Les gamers handicapés peu visibles

Sa chaîne vient de passer les 3 000 abonnés et affiche entre 40 et 50 spectateurs par diffusion. Un score plus qu'honorable sur une plateforme où les personnes en situation de handicap sont peu visibles. Soucieux de mettre davantage en lumière certaines communautés et se montrer plus inclusif, Twitch a ajouté en mai 2021 quelque 350 mots-clés pour mieux identifier certaines catégories, notamment les joueurs handicapés. Mais ces profils restent rares.
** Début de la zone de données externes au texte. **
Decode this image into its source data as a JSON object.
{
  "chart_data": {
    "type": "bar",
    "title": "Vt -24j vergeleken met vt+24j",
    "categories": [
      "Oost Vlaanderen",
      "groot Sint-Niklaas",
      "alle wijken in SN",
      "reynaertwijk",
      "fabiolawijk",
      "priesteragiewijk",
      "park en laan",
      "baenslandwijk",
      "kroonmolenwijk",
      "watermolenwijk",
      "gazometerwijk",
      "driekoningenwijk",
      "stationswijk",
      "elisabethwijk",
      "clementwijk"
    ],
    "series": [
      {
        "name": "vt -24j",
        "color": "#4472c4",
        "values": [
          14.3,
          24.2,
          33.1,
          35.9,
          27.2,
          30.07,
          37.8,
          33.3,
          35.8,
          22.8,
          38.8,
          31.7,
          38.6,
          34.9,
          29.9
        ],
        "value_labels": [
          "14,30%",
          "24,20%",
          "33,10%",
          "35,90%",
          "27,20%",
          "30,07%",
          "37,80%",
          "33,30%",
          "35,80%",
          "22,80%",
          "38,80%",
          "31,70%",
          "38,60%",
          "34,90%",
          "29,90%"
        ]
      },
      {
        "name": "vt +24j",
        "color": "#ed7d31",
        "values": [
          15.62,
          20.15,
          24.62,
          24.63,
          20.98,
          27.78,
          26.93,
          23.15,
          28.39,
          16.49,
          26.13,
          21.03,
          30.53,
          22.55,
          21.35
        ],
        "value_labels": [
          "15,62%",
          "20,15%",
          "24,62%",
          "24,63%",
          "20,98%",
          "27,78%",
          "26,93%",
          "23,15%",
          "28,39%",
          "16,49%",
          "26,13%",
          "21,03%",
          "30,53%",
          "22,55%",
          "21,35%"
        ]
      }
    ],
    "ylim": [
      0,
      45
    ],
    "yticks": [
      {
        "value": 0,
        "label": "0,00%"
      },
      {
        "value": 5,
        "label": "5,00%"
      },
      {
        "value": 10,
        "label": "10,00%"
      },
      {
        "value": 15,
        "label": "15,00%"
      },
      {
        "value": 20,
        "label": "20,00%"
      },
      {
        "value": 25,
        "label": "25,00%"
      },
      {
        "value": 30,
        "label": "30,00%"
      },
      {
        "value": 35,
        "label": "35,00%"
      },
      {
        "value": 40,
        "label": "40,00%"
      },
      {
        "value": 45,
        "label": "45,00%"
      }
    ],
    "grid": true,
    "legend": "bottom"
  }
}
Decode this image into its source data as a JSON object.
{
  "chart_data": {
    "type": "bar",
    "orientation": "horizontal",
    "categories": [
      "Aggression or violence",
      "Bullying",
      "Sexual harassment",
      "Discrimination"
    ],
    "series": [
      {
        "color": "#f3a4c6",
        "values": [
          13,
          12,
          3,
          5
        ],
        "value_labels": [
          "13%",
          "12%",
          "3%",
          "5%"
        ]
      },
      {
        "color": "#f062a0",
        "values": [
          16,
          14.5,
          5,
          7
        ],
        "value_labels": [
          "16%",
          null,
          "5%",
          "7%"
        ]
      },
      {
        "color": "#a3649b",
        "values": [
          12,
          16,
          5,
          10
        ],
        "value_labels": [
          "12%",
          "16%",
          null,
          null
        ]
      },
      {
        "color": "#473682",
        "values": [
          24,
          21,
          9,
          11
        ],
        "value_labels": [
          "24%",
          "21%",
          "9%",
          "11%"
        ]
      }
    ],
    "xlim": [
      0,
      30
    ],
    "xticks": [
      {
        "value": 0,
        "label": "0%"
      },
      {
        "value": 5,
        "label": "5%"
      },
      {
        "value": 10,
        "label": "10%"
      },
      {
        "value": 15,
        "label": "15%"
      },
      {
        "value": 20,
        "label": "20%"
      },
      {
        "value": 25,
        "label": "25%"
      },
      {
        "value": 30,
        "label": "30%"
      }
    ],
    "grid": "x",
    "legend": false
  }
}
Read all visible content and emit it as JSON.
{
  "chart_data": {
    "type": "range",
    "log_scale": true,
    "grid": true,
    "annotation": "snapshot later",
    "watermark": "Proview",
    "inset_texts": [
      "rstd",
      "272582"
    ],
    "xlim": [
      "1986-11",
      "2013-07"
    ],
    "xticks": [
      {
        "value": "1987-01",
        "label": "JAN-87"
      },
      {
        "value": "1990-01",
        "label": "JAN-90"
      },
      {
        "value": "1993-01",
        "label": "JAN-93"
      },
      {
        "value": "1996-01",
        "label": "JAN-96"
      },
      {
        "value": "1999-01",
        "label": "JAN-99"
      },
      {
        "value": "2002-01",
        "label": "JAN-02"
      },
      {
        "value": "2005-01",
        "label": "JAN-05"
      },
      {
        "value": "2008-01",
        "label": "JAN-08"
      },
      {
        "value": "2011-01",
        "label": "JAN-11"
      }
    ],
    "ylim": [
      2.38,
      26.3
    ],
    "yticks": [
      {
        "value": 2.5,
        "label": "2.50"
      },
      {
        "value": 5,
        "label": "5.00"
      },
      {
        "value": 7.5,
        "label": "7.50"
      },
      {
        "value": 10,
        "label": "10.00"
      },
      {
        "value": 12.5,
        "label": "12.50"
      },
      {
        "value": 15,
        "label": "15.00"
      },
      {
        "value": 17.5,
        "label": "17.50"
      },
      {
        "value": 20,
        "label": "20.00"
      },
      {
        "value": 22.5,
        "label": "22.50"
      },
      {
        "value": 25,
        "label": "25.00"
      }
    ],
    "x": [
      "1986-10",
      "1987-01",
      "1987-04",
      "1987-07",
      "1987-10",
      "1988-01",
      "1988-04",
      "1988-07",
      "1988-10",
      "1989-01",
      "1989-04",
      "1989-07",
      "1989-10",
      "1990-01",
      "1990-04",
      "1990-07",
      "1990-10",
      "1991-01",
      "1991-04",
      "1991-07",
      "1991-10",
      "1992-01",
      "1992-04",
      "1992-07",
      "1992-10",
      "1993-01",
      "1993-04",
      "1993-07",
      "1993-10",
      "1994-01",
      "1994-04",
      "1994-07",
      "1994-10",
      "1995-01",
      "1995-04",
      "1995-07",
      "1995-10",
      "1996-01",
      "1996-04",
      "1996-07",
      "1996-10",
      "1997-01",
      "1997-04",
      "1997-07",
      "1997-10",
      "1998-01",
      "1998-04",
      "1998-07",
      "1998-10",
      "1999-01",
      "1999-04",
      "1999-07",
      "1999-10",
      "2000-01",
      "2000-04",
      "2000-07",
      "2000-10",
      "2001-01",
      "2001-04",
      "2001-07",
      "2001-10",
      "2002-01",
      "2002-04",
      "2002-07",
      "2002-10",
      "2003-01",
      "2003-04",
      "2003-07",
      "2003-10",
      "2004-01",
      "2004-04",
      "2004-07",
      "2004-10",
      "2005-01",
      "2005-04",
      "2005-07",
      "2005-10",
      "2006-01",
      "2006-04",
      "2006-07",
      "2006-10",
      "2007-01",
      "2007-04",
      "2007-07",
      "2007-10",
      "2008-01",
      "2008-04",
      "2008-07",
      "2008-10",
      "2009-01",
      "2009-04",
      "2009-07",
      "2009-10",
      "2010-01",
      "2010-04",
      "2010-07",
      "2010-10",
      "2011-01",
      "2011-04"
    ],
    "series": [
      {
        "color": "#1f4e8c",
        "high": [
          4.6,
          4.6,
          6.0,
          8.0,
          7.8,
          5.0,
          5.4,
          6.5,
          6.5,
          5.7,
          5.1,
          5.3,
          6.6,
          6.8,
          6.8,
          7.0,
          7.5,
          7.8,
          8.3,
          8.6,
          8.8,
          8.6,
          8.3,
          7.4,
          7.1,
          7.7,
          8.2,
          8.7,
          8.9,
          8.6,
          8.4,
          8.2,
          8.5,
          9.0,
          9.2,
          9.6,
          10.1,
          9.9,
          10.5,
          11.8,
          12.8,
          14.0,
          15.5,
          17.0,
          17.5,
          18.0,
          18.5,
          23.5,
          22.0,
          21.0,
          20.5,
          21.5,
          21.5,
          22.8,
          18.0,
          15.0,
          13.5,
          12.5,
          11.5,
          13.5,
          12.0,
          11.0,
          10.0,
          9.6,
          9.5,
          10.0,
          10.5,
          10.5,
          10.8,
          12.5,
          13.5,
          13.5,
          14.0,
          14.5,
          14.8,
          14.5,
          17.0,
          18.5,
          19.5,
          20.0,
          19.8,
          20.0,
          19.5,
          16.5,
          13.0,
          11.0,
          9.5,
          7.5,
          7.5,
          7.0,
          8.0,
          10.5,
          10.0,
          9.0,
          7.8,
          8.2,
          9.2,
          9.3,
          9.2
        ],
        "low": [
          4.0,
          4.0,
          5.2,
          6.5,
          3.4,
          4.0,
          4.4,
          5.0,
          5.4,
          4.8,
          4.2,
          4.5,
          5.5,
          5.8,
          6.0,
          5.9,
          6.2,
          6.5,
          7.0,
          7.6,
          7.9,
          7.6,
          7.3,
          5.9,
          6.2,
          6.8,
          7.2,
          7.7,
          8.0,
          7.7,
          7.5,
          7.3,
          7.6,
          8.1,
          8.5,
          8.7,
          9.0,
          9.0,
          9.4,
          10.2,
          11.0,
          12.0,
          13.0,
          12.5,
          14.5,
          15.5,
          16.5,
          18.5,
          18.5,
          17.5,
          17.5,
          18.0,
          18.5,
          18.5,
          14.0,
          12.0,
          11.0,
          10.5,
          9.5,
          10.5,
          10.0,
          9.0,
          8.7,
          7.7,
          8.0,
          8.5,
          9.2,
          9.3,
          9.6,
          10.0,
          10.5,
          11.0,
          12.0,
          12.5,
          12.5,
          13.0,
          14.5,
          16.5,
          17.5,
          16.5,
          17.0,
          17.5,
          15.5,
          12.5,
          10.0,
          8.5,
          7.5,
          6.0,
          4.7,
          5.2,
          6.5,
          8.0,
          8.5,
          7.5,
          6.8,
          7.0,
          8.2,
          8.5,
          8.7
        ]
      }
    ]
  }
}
Pour Sven, des améliorations sont également possible en termes d'accessibilité, comme "la possibilité de n'avoir que du texte dans la fenêtre de discussion", la lecture d'émoticônes ayant tendance à perturber son clavier en braille.

Rémunération insuffisante

En tant qu'"affilié" Twitch, Sven est rémunéré en fonction du nombre d'abonnés à sa chaîne et de leurs dons. S'il ne touche que quelques dizaines d'euros par mois pour le moment, il espère atteindre un jour le statut de "partenaire", qui pourrait lui permettre, à terme, de lui assurer un revenu suffisant pour en faire son métier. "Si je m'étais dit 'Je suis aveugle, je ne peux plus jouer aux jeux vidéo' et que j'avais abandonné, je ne serais pas où j'en suis aujourd'hui. Et je pense que si j'y arrive, d'autres personnes peuvent y arriver aussi."